Print

Pemerintah melalui Peraturan Menteri Perdagangan (Permendag) No. 17 Tahun 2025 menetapkan pengaturan baru terkait pelabuhan pemasukan untuk impor tekstil dan produk tekstil (TPT). Kebijakan ini menuai respons beragam dari pelaku industri, terutama Asosiasi Pertekstilan Indonesia (API), yang melihat sisi positif sekaligus tantangan dari kebijakan tersebut.

Menurut Wakil Ketua API David Leonardi, penetapan pelabuhan khusus sebagai jalur masuk impor TPT dapat membantu meningkatkan efektivitas pengawasan oleh Bea Cukai. Dengan memusatkan arus impor hanya pada pelabuhan tertentu, pemerintah diyakini bisa mempersempit ruang gerak bagi praktik impor ilegal dan menekan masuknya barang tekstil yang tidak sesuai ketentuan. Hal ini dianggap sebagai langkah strategis untuk melindungi industri dalam negeri dari serbuan produk murah impor.

Ketentuan tersebut tercantum dalam Bab IV Permendag 17/2025, di mana Menteri Perdagangan berwenang menentukan tempat pemasukan barang impor TPT. Dalam lampiran peraturan itu, telah ditentukan pelabuhan tujuan yang dapat digunakan untuk mengimpor produk tekstil, seperti Pelabuhan Belawan (Medan), Tanjung Priok dan New Priok (Jakarta), Tanjung Emas (Semarang), Tanjung Perak (Surabaya), Soekarno Hatta (Makassar), Bitung (Bitung), Krueng Geukuh (Aceh Utara), dan Merak Mas (Cilegon).

Sementara itu, impor pakaian jadi dibatasi hanya melalui pelabuhan darat seperti Cikarang Dry Port (Bekasi), serta pelabuhan udara seperti Kualanamu, Soekarno Hatta, Ahmad Yani, Juanda, dan Sultan Hasanuddin. Dengan pembatasan ini, pemerintah menargetkan agar proses pengawasan berjalan lebih ketat dan transparan.

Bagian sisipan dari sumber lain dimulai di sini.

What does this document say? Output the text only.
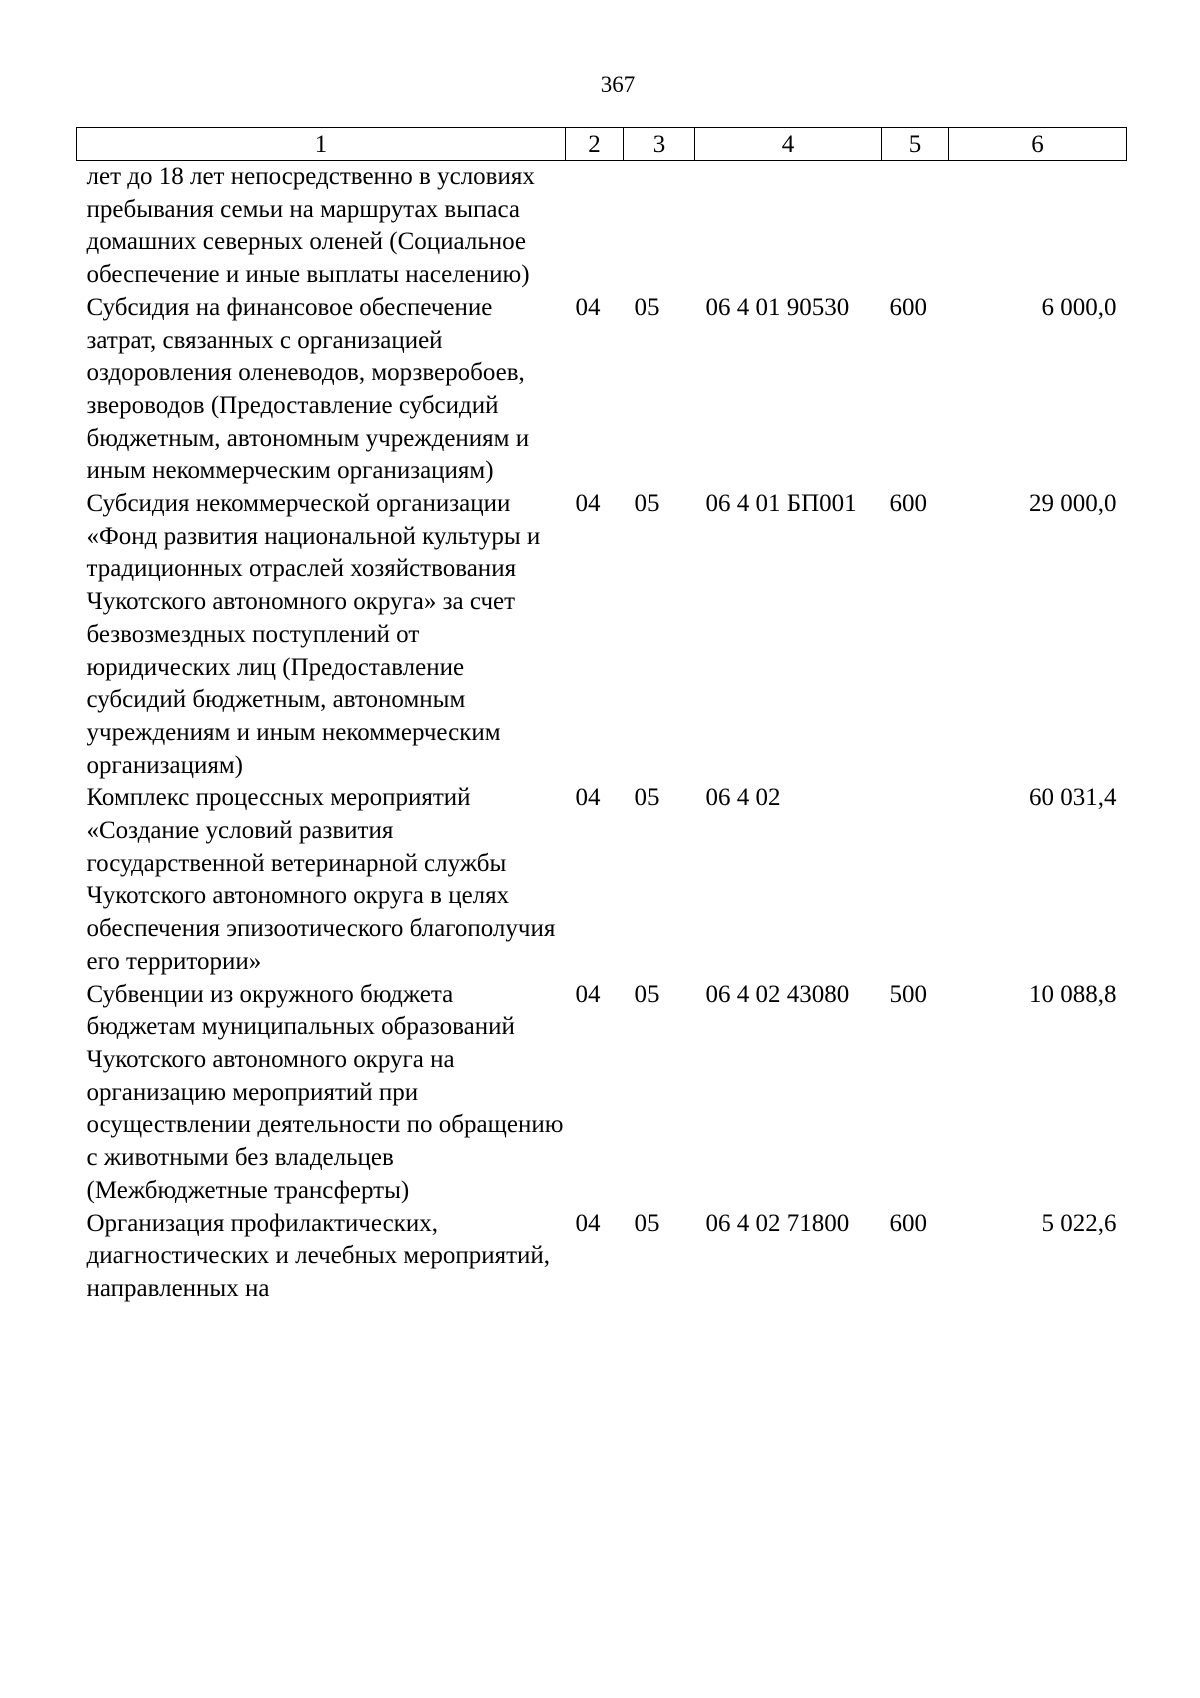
367
1	2	3	4	5	6
лет до 18 лет непосредственно в условиях пребывания семьи на маршрутах выпаса домашних северных оленей (Социальное обеспечение и иные выплаты населению)					
Субсидия на финансовое обеспечение затрат, связанных с организацией оздоровления оленеводов, морзверобоев, звероводов (Предоставление субсидий бюджетным, автономным учреждениям и иным некоммерческим организациям)	04	05	06 4 01 90530	600	6 000,0
Субсидия некоммерческой организации «Фонд развития национальной культуры и традиционных отраслей хозяйствования Чукотского автономного округа» за счет безвозмездных поступлений от юридических лиц (Предоставление субсидий бюджетным, автономным учреждениям и иным некоммерческим организациям)	04	05	06 4 01 БП001	600	29 000,0
Комплекс процессных мероприятий «Создание условий развития государственной ветеринарной службы Чукотского автономного округа в целях обеспечения эпизоотического благополучия его территории»	04	05	06 4 02		60 031,4
Субвенции из окружного бюджета бюджетам муниципальных образований Чукотского автономного округа на организацию мероприятий при осуществлении деятельности по обращению с животными без владельцев (Межбюджетные трансферты)	04	05	06 4 02 43080	500	10 088,8
Организация профилактических, диагностических и лечебных мероприятий, направленных на	04	05	06 4 02 71800	600	5 022,6
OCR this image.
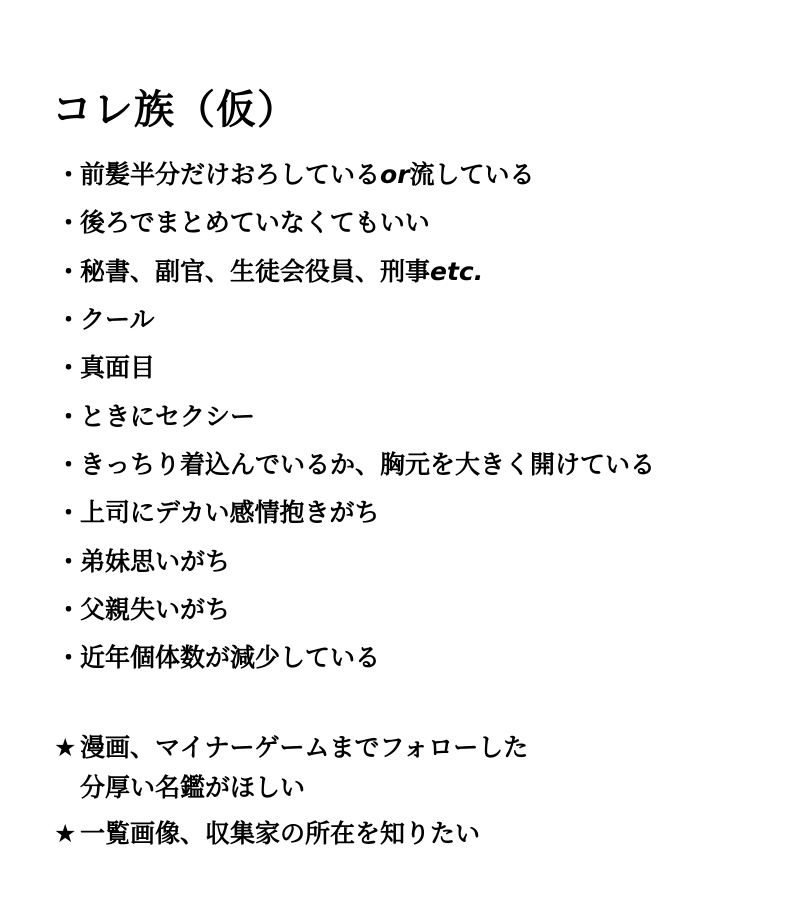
コレ族（仮）
・
前髪半分だけおろしている or 流している
・
後ろでまとめていなくてもいい
・
秘書、副官、生徒会役員、刑事 etc.
・
クール
・
真面目
・
ときにセクシー
・
きっちり着込んでいるか、胸元を大きく開けている
・
上司にデカい感情抱きがち
・
弟妹思いがち
・
父親失いがち
・
近年個体数が減少している
★ 漫画、マイナーゲームまでフォローした
分厚い名鑑がほしい
★ 一覧画像、収集家の所在を知りたい
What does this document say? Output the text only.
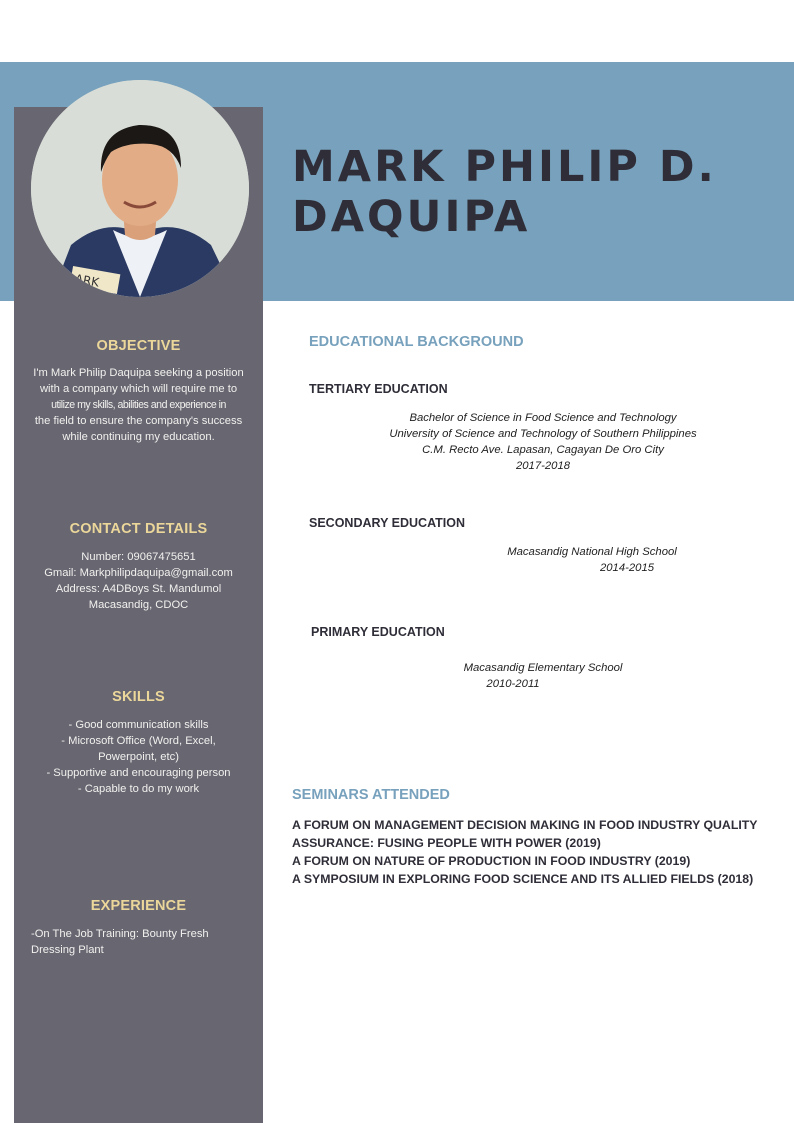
ARK
MARK PHILIP D.
DAQUIPA
OBJECTIVE
I'm Mark Philip Daquipa seeking a position
with a company which will require me to
utilize my skills, abilities and experience in
the field to ensure the company's success
while continuing my education.
CONTACT DETAILS
Number: 09067475651
Gmail: Markphilipdaquipa@gmail.com
Address: A4DBoys St. Mandumol
Macasandig, CDOC
SKILLS
- Good communication skills
- Microsoft Office (Word, Excel,
Powerpoint, etc)
- Supportive and encouraging person
- Capable to do my work
EXPERIENCE
-On The Job Training: Bounty Fresh
Dressing Plant
EDUCATIONAL BACKGROUND
TERTIARY EDUCATION
Bachelor of Science in Food Science and Technology
University of Science and Technology of Southern Philippines
C.M. Recto Ave. Lapasan, Cagayan De Oro City
2017-2018
SECONDARY EDUCATION
Macasandig National High School
2014-2015
PRIMARY EDUCATION
Macasandig Elementary School
2010-2011
SEMINARS ATTENDED
A FORUM ON MANAGEMENT DECISION MAKING IN FOOD INDUSTRY QUALITY
ASSURANCE: FUSING PEOPLE WITH POWER (2019)
A FORUM ON NATURE OF PRODUCTION IN FOOD INDUSTRY (2019)
A SYMPOSIUM IN EXPLORING FOOD SCIENCE AND ITS ALLIED FIELDS (2018)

Namun, di sisi lain, pelaku usaha di luar wilayah pelabuhan yang ditunjuk mengeluhkan meningkatnya beban logistik. Importir di daerah tanpa akses langsung ke pelabuhan tujuan harus melakukan trans-shipment, yaitu pengiriman lanjutan dari pelabuhan utama ke lokasi akhir. Hal ini tentu meningkatkan biaya distribusi, yang pada akhirnya bisa berdampak pada harga jual produk dan efisiensi operasional perusahaan.

Meski demikian, API tetap mengapresiasi langkah pemerintah yang menunjukkan komitmen untuk menata kembali sistem impor TPT, khususnya dengan mencabut aturan relaksasi sebelumnya yang tercantum dalam Permendag 8/2024. Permendag 17/2025 juga memperketat persyaratan impor dengan mewajibkan importir untuk memiliki Pertimbangan Teknis (Pertek) dari Kementerian Perindustrian sebelum melakukan impor.

Secara keseluruhan, meskipun terdapat konsekuensi biaya tambahan bagi pelaku usaha, kebijakan ini dianggap sebagai upaya strategis untuk menyeimbangkan kebutuhan industri dengan perlindungan terhadap pasar domestik. Tantangannya kini adalah bagaimana pemerintah dapat memastikan implementasi aturan ini tidak menghambat kelancaran arus barang dan tetap mendukung daya saing industri tekstil nasional.